Attraverso la forma del racconto si prova a politicizzare le condizioni materiali e sociali della forza lavoro, di chi produce ogni giorno beni, servizi e ben poco vede della ricchezza prodotta. I fatti sono reali, frutto di osservazioni dirette e testimonianze, i personaggi potrebbero essere ognuno di noi, un caro, un vicino di casa, un passante. È la condizione reale del fiume che cerca lo sbocco per rompere gli argini

di Renato Turturro

“La patente a punti….”, una mano che non può chiudersi più e come risacca in testa le parole si infrangono nella mente “La patente a punti per le imprese”.

Lo sguardo del direttore di produzione, cognato del datore, si posa continuamente su Paolo. Ha denunciato dopo aver aspettato un anno l’intervento di qualche ente pubblico, convinto che i lavoratori, almeno quando vengono feriti e uccisi dall’organizzazione del lavoro, possano ricevere attenzione, almeno questa. Quanti silenzi e quanti infortuni nascosti?
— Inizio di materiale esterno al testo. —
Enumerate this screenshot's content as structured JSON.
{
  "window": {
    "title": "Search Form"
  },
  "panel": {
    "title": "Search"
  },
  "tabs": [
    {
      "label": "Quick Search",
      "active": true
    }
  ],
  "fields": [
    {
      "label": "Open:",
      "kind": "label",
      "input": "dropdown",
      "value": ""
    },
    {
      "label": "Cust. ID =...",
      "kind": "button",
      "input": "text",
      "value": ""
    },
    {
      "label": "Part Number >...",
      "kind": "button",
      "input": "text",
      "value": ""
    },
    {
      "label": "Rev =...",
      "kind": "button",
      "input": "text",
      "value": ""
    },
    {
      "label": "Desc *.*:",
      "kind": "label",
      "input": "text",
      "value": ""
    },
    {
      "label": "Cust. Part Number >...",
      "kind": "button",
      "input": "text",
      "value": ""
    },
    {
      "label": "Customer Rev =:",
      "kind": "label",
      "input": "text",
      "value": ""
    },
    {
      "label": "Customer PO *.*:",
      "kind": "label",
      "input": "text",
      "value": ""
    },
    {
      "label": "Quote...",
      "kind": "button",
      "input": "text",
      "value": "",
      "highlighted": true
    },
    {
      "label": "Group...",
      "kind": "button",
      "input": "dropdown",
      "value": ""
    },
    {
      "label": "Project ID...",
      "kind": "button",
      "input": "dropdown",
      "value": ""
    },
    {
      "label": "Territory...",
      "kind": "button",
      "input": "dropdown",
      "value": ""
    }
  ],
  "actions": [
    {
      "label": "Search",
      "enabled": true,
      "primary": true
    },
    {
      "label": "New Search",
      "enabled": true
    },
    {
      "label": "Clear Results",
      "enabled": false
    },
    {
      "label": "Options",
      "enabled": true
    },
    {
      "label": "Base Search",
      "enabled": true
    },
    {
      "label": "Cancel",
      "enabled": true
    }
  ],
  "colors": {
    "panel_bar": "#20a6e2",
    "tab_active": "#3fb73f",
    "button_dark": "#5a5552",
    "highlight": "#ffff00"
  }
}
Come questo mondo chiuso, nelle mani del padrone che controlla ogni tuo movimento, dispone del tuo tempo, può comunicare la repressione quotidiana al mondo esterno? Le piazze, le strade, gli incontri, i cancelli delle fabbriche dove sono? Paolo e i suoi colleghi ogni tanto guardano fuori le colline che circondano la fabbrica, i pezzi arrivano da un grande gruppo applaudito dai sindaci della zona a ogni nuovo insediamento che “crea lavoro”. I loro occhi sono rabbiosi e smarriti, non esiste sindacato qui, ma un piccolo gruppo coeso che condivide un sentimento dove si intravedono tracce di una consapevolezza diretta, vissuta, però scoraggiata. Il loro smarrimento ha sete di un incontro che sappia raccontarlo a parole e trasformarlo in azione per cambiare, relazionarsi con altri nelle stesse condizioni. La miriade di costellazioni di cui è fatto questo cimitero chiamato “mercato globalizzato” non permette ponti. Allora in pochi ci si autorganizza, come si può, si tenta di sopravvivere, dentro e fuori.

La mano di Paolo ha smesso di funzionare nonostante tre interventi chirurgici e infinite ore di riabilitazione. Una lastra l’ha schiacciato, dopo aver colpito in testa lui e un suo compagno di lavoro. Centinaia di chili spostati arrangiandosi con quel che si ha, mentre spavaldi gli amministratori delle grandi aziende e i politici ci presentano i piani sull’innovazione tecnologica con cifre progressive che accompagnano un punto e uno zero. Mentre in Europa è pronto a uscire un nuovo Regolamento sulla sicurezza delle macchine che ci parla di robot collaborativi e realtà aumentate, esistono ancora aziende satellite, territori impenetrabili che reggono sulle braccia della forza lavoro, dove appare inedificabile la costruzione dei diritti. Meridionali, maghrebini, sudamericani, proletari.

Paolo dopo l’infortunio e la sua denuncia viene controllato continuamente, si sente gli occhi addosso, il capo attende qualche suo minimo errore per trovare il pretesto per applicare il suo potere. In fondo lui ha ragione, lui offre lavoro, opportunità, denaro per vivere, lui è applaudito per gli innumerevoli sforzi che compie per “il bene del territorio”.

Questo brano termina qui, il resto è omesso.